Skip Embedded Fonts

Text in PDF files sometimes contain embedded fonts. If you experience difficulties filtering embedded fonts, there are options in the API, the formats.ini file, and the FilterTest sample program that you can set to skip this type of text.

NOTE: If you choose to skip embedded fonts, none of the content that contains embedded fonts is included in the output.

Use the formats.ini File

To skip embedded fonts using the formats.ini file

  • Set the following parameters:

    [pdf_flags]
    skipembeddedfont=TRUE
    embedded_font_threshold=threshold

    where threshold is a value between 0 and 100. A threshold of 100 skips all embedded font text; a threshold of 0 retains all embedded font text. Set skipembeddedfont to TRUE to enable the embedded_font_threshold parameter.

    The default value of embedded_font_threshold is 100. if you set skipembeddedfont to true and do not specify the embedded_font_threshold parameter, Filter skips all embedded text.

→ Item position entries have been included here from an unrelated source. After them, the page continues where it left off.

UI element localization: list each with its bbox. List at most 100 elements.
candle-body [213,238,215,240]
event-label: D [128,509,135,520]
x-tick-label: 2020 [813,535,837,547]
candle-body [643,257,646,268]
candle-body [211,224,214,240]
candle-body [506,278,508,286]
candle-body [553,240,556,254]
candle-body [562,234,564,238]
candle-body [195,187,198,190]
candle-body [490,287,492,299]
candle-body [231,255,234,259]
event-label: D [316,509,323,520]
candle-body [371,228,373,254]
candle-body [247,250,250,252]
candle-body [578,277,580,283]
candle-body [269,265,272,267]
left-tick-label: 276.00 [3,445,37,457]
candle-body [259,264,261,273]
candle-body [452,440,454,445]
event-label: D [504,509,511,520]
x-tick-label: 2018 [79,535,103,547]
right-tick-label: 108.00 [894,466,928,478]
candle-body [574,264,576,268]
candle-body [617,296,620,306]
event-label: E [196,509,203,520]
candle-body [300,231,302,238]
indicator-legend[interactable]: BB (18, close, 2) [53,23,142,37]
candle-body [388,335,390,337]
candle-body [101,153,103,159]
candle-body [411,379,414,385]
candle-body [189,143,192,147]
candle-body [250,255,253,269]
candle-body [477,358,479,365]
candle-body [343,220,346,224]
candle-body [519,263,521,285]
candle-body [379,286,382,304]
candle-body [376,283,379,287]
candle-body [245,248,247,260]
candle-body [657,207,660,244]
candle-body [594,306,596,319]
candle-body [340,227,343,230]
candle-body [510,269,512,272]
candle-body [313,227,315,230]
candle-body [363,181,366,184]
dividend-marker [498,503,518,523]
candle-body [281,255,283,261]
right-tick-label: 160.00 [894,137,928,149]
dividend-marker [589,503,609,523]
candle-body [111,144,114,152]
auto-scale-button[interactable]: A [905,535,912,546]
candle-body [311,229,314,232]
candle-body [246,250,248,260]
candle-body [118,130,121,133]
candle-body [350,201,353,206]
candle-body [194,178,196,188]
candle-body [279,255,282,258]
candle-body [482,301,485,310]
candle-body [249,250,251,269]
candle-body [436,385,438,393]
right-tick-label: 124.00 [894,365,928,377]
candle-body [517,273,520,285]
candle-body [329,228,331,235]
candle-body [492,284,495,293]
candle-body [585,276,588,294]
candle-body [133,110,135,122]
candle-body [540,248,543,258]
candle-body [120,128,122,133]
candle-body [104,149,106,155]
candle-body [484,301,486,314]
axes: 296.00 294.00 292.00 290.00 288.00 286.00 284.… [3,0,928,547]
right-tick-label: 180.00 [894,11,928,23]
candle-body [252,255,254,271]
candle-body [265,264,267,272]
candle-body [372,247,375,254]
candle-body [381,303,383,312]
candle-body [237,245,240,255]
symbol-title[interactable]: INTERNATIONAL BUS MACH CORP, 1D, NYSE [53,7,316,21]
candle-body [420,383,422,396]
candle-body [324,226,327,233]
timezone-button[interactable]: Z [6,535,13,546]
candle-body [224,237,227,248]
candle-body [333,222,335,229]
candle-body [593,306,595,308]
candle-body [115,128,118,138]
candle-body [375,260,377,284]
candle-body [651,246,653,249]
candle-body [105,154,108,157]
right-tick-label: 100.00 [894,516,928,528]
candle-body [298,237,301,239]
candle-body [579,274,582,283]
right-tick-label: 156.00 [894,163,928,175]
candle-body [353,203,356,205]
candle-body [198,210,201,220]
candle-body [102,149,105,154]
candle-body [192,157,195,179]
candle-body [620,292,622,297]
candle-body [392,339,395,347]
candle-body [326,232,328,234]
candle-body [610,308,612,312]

When you use formats.ini to skip embedded fonts, you can also specify an embedded font threshold, which is an arbitrary percentage probability that the glyph in the embedded text maps to a character value in the output character set (ASCII, UTF-8, and so on).

For example, if you specify a threshold of 75, embedded text glyphs that have a 75% or greater probability of correctly matching the character in the output character set are included in the output; glyphs that have a probability of less than 75% of matching the output character set are omitted from the output.

Use the Java API

To skip embedded fonts using the Java API, set the setSkipEmbeddedFont(boolean) method to true. For example:

objFilter.setSkipEmbeddedFont(true);

The FilterTest sample program demonstrates this method. See FilterTest.